To hear some parents tell it, you're going to need a year-end bonus from your boss to afford a class ring for your high school senior.

The base price alone for a keepsake gold ring can be $300 to $400, which doesn't include any special inscriptions or decorative stones, which can drive the final price to the same neighborhood as a semester's worth of college textbooks.

Even for something that commemorates a teenager's rite of passage, that's a lot to shell out for parents on a tight budget or a student working part time.

Blame the cost of gold and other precious metals, which have climbed substantially over the last few years. The volatile price of gold is actually down about 20 percent this year but is still more than $1,300 an ounce.

David Chivers understands what many parents are going through. He is the chief digital officer at Minneapolis-based Jostens Inc., which has been selling class rings since 1906. The company, also known for products ranging from school yearbooks and caps and gowns, annually sells about 600,000 rings to commemorate graduations, sports championships and other milestones.

"We recognize that class rings are a discretionary purchase for our customers," Chivers said, "and we work very hard to keep our prices affordable."

The last few years have been challenging for Jostens and other specialty jewelry companies that rely on gold and other precious metals. Jostens reviews its jewelry prices annually, Chivers said, and tries to lock in the cost of gold and other materials up to 18 months in advance.
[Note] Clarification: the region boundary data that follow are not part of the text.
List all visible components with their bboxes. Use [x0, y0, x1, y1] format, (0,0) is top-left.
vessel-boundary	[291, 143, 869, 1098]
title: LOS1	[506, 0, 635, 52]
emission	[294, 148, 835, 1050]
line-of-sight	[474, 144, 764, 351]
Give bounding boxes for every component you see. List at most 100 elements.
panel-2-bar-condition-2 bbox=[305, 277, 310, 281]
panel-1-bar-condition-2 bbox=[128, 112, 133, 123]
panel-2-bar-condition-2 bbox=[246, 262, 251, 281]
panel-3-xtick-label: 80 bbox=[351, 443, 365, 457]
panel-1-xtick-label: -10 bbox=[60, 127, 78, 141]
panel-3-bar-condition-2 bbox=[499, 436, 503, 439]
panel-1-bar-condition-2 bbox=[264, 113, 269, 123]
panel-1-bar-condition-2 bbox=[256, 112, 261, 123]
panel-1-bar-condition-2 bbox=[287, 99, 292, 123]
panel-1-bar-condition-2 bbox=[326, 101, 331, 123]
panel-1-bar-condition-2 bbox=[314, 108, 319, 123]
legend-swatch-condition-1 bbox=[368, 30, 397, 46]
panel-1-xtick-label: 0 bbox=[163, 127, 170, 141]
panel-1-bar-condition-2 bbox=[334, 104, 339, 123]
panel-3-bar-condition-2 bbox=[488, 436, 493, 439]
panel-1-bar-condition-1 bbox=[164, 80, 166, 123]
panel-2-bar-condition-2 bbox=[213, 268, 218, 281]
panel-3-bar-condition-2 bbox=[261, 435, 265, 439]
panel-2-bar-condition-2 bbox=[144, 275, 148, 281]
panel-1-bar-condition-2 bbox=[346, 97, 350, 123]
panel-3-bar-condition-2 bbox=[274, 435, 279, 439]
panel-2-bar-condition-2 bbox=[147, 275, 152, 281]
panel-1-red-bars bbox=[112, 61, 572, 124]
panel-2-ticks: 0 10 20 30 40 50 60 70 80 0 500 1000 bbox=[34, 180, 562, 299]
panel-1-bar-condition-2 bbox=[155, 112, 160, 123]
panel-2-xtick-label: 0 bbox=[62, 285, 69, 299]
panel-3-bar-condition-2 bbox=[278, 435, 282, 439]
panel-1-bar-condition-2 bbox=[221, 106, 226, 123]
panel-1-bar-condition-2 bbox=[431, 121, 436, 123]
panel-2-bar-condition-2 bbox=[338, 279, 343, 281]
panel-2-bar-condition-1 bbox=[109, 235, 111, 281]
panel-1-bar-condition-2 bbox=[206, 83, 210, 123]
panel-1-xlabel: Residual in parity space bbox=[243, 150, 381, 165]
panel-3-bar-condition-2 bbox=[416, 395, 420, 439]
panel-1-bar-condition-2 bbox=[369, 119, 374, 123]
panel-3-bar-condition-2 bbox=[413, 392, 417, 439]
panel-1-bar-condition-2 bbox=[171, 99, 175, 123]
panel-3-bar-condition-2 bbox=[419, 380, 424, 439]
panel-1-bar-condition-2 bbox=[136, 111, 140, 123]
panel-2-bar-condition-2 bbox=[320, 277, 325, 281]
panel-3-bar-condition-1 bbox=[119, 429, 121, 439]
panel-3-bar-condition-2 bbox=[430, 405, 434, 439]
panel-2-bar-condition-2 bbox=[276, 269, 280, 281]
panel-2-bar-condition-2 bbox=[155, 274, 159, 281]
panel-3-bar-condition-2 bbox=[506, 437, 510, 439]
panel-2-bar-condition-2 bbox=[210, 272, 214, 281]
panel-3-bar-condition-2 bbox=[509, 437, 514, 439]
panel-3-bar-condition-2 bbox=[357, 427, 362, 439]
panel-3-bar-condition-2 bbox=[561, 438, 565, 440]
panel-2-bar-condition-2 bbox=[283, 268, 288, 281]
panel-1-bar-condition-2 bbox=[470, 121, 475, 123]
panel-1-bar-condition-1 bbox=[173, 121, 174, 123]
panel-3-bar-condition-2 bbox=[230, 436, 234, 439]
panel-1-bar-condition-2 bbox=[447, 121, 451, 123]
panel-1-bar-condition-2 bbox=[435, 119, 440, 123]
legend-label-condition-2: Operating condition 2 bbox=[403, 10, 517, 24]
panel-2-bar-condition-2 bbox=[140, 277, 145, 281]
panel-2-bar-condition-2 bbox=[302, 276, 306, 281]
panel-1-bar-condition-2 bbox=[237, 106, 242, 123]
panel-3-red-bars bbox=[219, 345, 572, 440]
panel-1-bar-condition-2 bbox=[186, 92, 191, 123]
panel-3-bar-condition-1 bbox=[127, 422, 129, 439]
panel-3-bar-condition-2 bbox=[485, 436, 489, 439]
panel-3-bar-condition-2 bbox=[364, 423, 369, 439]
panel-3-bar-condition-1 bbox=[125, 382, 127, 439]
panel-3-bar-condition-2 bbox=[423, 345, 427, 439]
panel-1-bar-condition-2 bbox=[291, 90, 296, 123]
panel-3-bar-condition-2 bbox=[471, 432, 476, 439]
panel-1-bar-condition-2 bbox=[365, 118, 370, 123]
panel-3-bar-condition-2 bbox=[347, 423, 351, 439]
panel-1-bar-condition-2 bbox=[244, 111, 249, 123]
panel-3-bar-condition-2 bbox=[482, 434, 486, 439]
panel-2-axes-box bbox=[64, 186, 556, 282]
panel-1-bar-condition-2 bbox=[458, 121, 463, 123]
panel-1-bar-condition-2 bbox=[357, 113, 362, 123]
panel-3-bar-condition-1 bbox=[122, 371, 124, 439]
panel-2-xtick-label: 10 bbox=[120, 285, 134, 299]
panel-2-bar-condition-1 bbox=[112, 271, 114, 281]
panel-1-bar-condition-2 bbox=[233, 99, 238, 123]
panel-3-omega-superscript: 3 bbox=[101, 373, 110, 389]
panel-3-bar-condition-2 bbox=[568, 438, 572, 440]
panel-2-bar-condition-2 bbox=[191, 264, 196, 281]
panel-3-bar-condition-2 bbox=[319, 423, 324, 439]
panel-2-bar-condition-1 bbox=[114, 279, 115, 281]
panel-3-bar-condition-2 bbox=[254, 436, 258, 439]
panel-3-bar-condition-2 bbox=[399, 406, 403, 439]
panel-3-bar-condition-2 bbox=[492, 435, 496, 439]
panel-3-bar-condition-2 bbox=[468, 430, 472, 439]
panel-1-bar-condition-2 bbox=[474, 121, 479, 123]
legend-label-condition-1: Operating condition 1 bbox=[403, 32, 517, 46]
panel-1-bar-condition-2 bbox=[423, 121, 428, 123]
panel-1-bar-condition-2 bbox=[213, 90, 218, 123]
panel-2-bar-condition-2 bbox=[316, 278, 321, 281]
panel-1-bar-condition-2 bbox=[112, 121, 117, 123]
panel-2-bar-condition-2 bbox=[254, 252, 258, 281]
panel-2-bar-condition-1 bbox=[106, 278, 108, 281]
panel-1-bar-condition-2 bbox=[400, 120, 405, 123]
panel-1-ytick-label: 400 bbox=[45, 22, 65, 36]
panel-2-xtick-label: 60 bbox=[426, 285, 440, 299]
The strategy worked from 2010 through 2012. Jostens said it was able to keep the base price on its gold rings flat. However, the volatility in commodities markets forced the company to boost prices in 2013.

Jostens would not detail its pricing information except to say in a statement that it "applied an increase to the prices of gold rings that reflect the change in the gold market."

This fall, a ladies gold class ring starts at $299.99, while the men's version starts at $399.99. Then there's the customized work -- the color and karat of the gold, engraving, stone colors and cuts, and more.

Does that break your budget?

To help stretch your dollars, Jostens offers ring options besides gold and installment plans for making the payments.

Jostens said its best-selling rings are actually made from silver and non-precious metals such as silver lustrium and yellow lustrium.

Silver rings start at $209.99, which is about 5 percent higher than two years ago. Rings made from non-precious metals have a base price of $69.99. Jostens said it has held the line on these prices for the past five years.

Of course, Jostens and other companies that contract with high schools and colleges are not the only option for buying a class ring. Retailers such as Wal-Mart sell rings, so it pays to shop around.

Before writing the check, make sure your high school senior really plans to wear that cool bling after graduation. It's a lot of money to pay for something that could wind up collecting dust in a dresser drawer.

And if the gold ring loses some of its luster a few years from now, there's always a way out. Gold buyers will pay you something, depending on the karats, condition of the gold and the commodity price at the time you sell it.